Dans son communiqué, la CFE CGC prévient qu’une mobilisation "massive" des agents de maîtrise (régulateurs, chefs d’équipe et agents d’intervention) est en cours, avec 7 agents de maîtrise sur 12 en grève, dont 5 régulateurs sur 6 prévus. Pour le syndicat, la grève est "légitime" et "s’inscrit dans un conflit ouvert depuis décembre 2025, après le refus de la direction de maintenir le travail en binôme garanti par l’accord sécurité de 2017 — accord toujours en vigueur mais violé depuis le 5 janvier". Les agents demandent ainsi que la direction "respecte le droit en vigueur pendant la négociation d’un nouvel accord".

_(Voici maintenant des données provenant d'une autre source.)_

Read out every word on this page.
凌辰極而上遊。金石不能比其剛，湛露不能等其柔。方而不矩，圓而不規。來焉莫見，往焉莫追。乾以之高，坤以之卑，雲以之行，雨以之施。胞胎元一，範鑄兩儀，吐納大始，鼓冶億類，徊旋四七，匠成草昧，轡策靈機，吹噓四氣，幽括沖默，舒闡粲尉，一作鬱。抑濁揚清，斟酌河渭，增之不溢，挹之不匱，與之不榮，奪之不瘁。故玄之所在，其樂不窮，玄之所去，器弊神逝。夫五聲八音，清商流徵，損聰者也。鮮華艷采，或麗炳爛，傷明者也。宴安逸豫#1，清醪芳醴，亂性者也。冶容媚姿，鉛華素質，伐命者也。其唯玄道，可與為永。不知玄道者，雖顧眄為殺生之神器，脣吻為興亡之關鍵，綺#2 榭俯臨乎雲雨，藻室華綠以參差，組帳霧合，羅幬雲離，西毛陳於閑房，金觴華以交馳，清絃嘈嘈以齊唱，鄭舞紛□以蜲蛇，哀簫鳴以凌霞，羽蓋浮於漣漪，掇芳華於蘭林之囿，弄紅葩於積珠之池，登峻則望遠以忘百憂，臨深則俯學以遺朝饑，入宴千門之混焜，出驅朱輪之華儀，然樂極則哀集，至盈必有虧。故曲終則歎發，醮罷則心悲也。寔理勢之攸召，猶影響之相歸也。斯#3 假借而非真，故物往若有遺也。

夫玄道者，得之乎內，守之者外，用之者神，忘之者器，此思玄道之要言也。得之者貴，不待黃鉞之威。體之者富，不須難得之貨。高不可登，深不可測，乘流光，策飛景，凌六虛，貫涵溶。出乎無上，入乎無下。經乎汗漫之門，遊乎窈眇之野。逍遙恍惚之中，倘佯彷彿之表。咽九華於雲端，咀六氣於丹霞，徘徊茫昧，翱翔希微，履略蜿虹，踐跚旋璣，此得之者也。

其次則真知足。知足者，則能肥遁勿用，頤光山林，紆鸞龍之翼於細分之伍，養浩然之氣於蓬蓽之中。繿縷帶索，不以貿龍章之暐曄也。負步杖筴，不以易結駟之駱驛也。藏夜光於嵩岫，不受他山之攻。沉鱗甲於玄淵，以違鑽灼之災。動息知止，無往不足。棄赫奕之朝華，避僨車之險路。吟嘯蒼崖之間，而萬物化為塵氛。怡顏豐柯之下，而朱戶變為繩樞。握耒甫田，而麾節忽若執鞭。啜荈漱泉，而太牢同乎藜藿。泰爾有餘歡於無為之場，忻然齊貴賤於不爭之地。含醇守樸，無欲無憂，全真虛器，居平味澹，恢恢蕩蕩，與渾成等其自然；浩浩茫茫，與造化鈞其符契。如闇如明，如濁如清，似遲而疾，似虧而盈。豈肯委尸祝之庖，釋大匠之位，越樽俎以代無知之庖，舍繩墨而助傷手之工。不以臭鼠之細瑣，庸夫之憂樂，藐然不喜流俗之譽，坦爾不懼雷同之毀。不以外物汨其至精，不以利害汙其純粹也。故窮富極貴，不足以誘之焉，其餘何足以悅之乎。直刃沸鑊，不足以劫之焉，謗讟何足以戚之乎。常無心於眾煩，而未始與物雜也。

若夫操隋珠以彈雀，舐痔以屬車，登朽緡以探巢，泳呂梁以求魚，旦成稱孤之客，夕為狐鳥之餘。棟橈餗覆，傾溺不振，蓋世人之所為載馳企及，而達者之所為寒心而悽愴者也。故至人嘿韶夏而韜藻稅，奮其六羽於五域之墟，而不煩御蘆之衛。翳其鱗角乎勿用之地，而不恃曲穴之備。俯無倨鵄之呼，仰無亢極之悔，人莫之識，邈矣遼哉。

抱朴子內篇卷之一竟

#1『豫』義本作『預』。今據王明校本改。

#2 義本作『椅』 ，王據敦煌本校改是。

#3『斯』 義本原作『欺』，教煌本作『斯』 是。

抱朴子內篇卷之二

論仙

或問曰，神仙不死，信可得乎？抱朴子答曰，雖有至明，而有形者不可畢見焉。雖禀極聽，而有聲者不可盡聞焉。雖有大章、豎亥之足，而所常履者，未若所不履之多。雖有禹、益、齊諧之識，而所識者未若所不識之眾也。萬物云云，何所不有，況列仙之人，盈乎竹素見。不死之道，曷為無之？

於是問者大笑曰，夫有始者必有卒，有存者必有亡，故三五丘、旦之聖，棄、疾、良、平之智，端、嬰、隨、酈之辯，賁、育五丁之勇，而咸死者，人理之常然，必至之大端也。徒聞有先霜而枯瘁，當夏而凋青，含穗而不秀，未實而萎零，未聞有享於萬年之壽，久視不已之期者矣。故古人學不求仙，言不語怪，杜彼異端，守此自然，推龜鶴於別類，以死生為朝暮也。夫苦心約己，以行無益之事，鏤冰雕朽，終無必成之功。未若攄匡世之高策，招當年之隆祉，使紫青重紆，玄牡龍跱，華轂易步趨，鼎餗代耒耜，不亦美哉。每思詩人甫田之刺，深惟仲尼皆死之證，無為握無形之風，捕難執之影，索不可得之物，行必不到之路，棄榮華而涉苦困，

Le syndicat prévoit ainsi un réseau Ginko "totalement à l’arrêt samedi soir" et en profite pour dénoncer dans son communiqué un "mépris social" remontant à 2018, date de l’arrivée de Keolis. "La direction privilégie systématiquement l’économie à court terme au détriment de la sécurité et du dialogue", est-il encore mentionné.
Un "contexte sécuritaire dégradé" selon le syndicat
La CFE CGE pointe également du doigt un "contexte sécuritaire dégradé", notamment depuis une réorganisation du 5 janvier dernier prévoyant de "séparer les binômes", de "réduire la présence terrain". Ces aménagements auraient pour conséquence "d’exposer davantage les agents et les usagers" à une situation dangereuse "particulièrement le samedi, jour de gratuité des transports", moment où "la fréquentation est forte mais où les effectifs de sécurisation ont été réduits". Le syndicat insiste donc sur le fait que "les agents ne font pas grève contre les usagers, mais pour leur sécurité et celle des voyageurs".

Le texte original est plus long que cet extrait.